Notre parole d’aujourd’hui,, nous l’avons préparée avec le sous-commandant insurgé Moisés pour qu’elle soit reliée par un fil, enfin, c’est tout du moins notre prétention.

Je sais bien que nous sommes connus pour manquer de sérieux et pour être extrêmement irresponsables, en plus bien sûr d’être irrévérencieux, butés et ouvertement fouteurs de merde; qu’après, on se met à raconter des histoires, là où ce serait l’occasion d’être solennel et transcendantal et où l’académie exige «l’analyse concrète de la réalité concrète». Au final, que nous sommes des transgresseurs de la responsabilité, des bonnes manières et de l’urbanité civilisée. 

Mais, malgré cela, je vais vous demander de faire preuve de sérieux parce que ce que nous allons dire aujourd’hui va provoquer une avalanche d’attaques et de disqualifications. 

Bon, une supplémentaire, en plus de celle déjà mise en scène par l’hystérie illustrée de la gauche institutionnelle qui, naïve, pense arriver au Pouvoir et quecette fois oui, c’est la bonne, car elle a obtenu précocement ce qui s’annonçait déjà, c’est-à-dire qu’elle s’est convertie en un clone de ce qu’elle prétend combattre, la corruption inclue.

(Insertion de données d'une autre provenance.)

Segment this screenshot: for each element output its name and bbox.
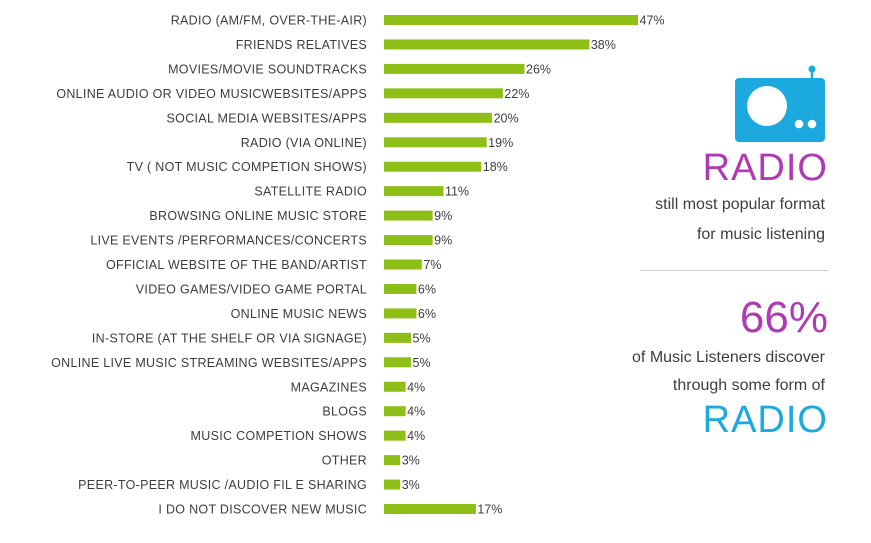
- radio-icon: [735, 65, 825, 142]
- category-label: I DO NOT DISCOVER NEW MUSIC: [158, 503, 367, 517]
- bar: [384, 283, 417, 294]
- value-label: 38%: [591, 38, 616, 52]
- value-label: 11%: [445, 185, 469, 199]
- category-label: TV ( NOT MUSIC COMPETION SHOWS): [127, 160, 367, 174]
- value-label: 6%: [418, 282, 436, 296]
- value-label: 9%: [434, 209, 452, 223]
- subline-1: still most popular format: [655, 196, 825, 213]
- category-label: ONLINE LIVE MUSIC STREAMING WEBSITES/APP…: [51, 356, 367, 370]
- category-label: PEER-TO-PEER MUSIC /AUDIO FIL E SHARING: [78, 478, 367, 492]
- bar: [384, 235, 433, 246]
- bar: [384, 88, 503, 99]
- bar: [384, 39, 590, 50]
- category-label: MUSIC COMPETION SHOWS: [191, 429, 367, 443]
- bar: [384, 15, 638, 25]
- category-label: OTHER: [322, 454, 367, 468]
- value-label: 26%: [526, 62, 551, 76]
- stat-line-1: of Music Listeners discover: [632, 349, 825, 366]
- bar: [384, 210, 433, 221]
- value-label: 3%: [402, 454, 420, 468]
- category-label: FRIENDS RELATIVES: [236, 38, 367, 52]
- category-label: IN-STORE (AT THE SHELF OR VIA SIGNAGE): [92, 331, 367, 345]
- value-label: 4%: [407, 405, 425, 419]
- footer-radio: RADIO: [702, 399, 828, 441]
- category-label: VIDEO GAMES/VIDEO GAME PORTAL: [136, 282, 367, 296]
- bar: [384, 63, 525, 74]
- value-label: 9%: [434, 234, 452, 248]
- value-label: 19%: [488, 136, 513, 150]
- category-label: OFFICIAL WEBSITE OF THE BAND/ARTIST: [106, 258, 367, 272]
- headline-radio: RADIO: [702, 147, 828, 189]
- stat-line-2: through some form of: [672, 377, 825, 394]
- category-label: BLOGS: [322, 405, 367, 419]
- category-label: ONLINE MUSIC NEWS: [231, 307, 367, 321]
- bar: [384, 381, 406, 392]
- category-label: ONLINE AUDIO OR VIDEO MUSICWEBSITES/APPS: [56, 87, 367, 101]
- bar: [384, 504, 476, 514]
- value-label: 5%: [413, 356, 431, 370]
- bar: [384, 406, 406, 417]
- category-label: RADIO (VIA ONLINE): [241, 136, 367, 150]
- value-label: 22%: [504, 87, 529, 101]
- bar: [384, 357, 412, 368]
- bar: [384, 112, 493, 123]
- value-label: 5%: [413, 331, 431, 345]
- category-label: MOVIES/MOVIE SOUNDTRACKS: [168, 62, 367, 76]
- value-label: 7%: [423, 258, 441, 272]
- value-label: 18%: [483, 160, 508, 174]
- bar: [384, 308, 417, 319]
- category-label: MAGAZINES: [291, 380, 367, 394]
- subline-2: for music listening: [696, 226, 825, 243]
- category-label: RADIO (AM/FM, OVER-THE-AIR): [171, 14, 367, 28]
- value-label: 3%: [402, 478, 420, 492]
- bars-layer: RADIO (AM/FM, OVER-THE-AIR) 47% FRIENDS RE…: [51, 14, 664, 517]
- bar: [384, 455, 401, 466]
- category-label: SOCIAL MEDIA WEBSITES/APPS: [167, 111, 367, 125]
- value-label: 20%: [494, 111, 519, 125]
- value-label: 17%: [477, 503, 502, 517]
- value-label: 4%: [407, 429, 425, 443]
- category-label: BROWSING ONLINE MUSIC STORE: [149, 209, 367, 223]
- bar: [384, 161, 482, 172]
- bar: [384, 332, 412, 343]
- value-label: 6%: [418, 307, 436, 321]
- bar: [384, 137, 487, 148]
- bar: [384, 186, 444, 197]
- value-label: 4%: [407, 380, 425, 394]
- divider: [640, 270, 828, 271]
- bar: [384, 479, 401, 490]
- bar: [384, 430, 406, 441]
- stat-percentage: 66%: [739, 293, 828, 342]
- bar: [384, 259, 422, 270]
- value-label: 47%: [640, 14, 665, 28]
- category-label: LIVE EVENTS /PERFORMANCES/CONCERTS: [90, 234, 367, 248]
- category-label: SATELLITE RADIO: [254, 185, 367, 199]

Ce progressisme illustré qui a élevé au rang de concepts des sciences sociales des catégories telles que «complot» ou»mafia du pouvoir», et qui prodigue des pardons, des absolutions et des amnisties au moment de s’en réfèrer à ceux d’en haut, et des sentences et des condamnations quand elle s’en réfère à ceux d’en bas. Et oui, il faut bien reconnaître que cette gauche illustrée est d’une malhonnêteté courageuse, parce qu’elle n’a pas peur du ridicule à répétition pour se convaincre elle-même et de convaincre ses ouailles de circonstance que «régénérer» est synonyme de «recycler» quand c’est de la classe politique et patronale qu’il s’agit.

Ce que nous voulons vous dire à cette occasion aujourd’hui est bref, et nous commencerons par l’exprimer dans quelques-unes des langues originaires qui se transforment en paroles au fil de notre chemin:

La parole chol revient à la commandante Amada. 
La parole tojolabal revient à la commandante Everilda.
La parole tzotzil revient à la commandante Jesica
La parole tzeltal revient à la commandante Miriam.
La parole castilla revient à la commandante Dalla.

Ce qu’ont dit les compañeras et les compañeros peut être plus ou moins traduit en espagnol par «Trump vas-te faire foutre», mais je ne vais pas le dire comme ça pour qu’on ne m’accuse pas d’être grossier et prosaïque. On le traduira donc par un laconique: «Fuck trump».

Une fois établi le plus important et le plus sérieux de ce que nous avons à dire durant ce séminaire, ou quel que soit le nom qu’on donne à cette réunion qui a, en réalité, pour objectif principal d’adresser une embrassade collective à Don Pablo Gonzalez Casanova, nous pouvons maintenant passer à ce qui est de moindre importance: notre réflexion. 

LES HORLOGES.

Le temps, toujours le temps. Les horloges. Les secondes, les minutes, les heures, les jours, les semaines, les mois, les années, les lustres, les décennies, les siècles. Le tic-tac frénétique de la bombe du Capital, le terroriste par excellence, menace aujourd’hui l’humanité entière. Mais aussi le temps devenu calendrier et manière de faire selon chacun, selon la lutte d’en bas et à gauche, la résistance et la rébellion.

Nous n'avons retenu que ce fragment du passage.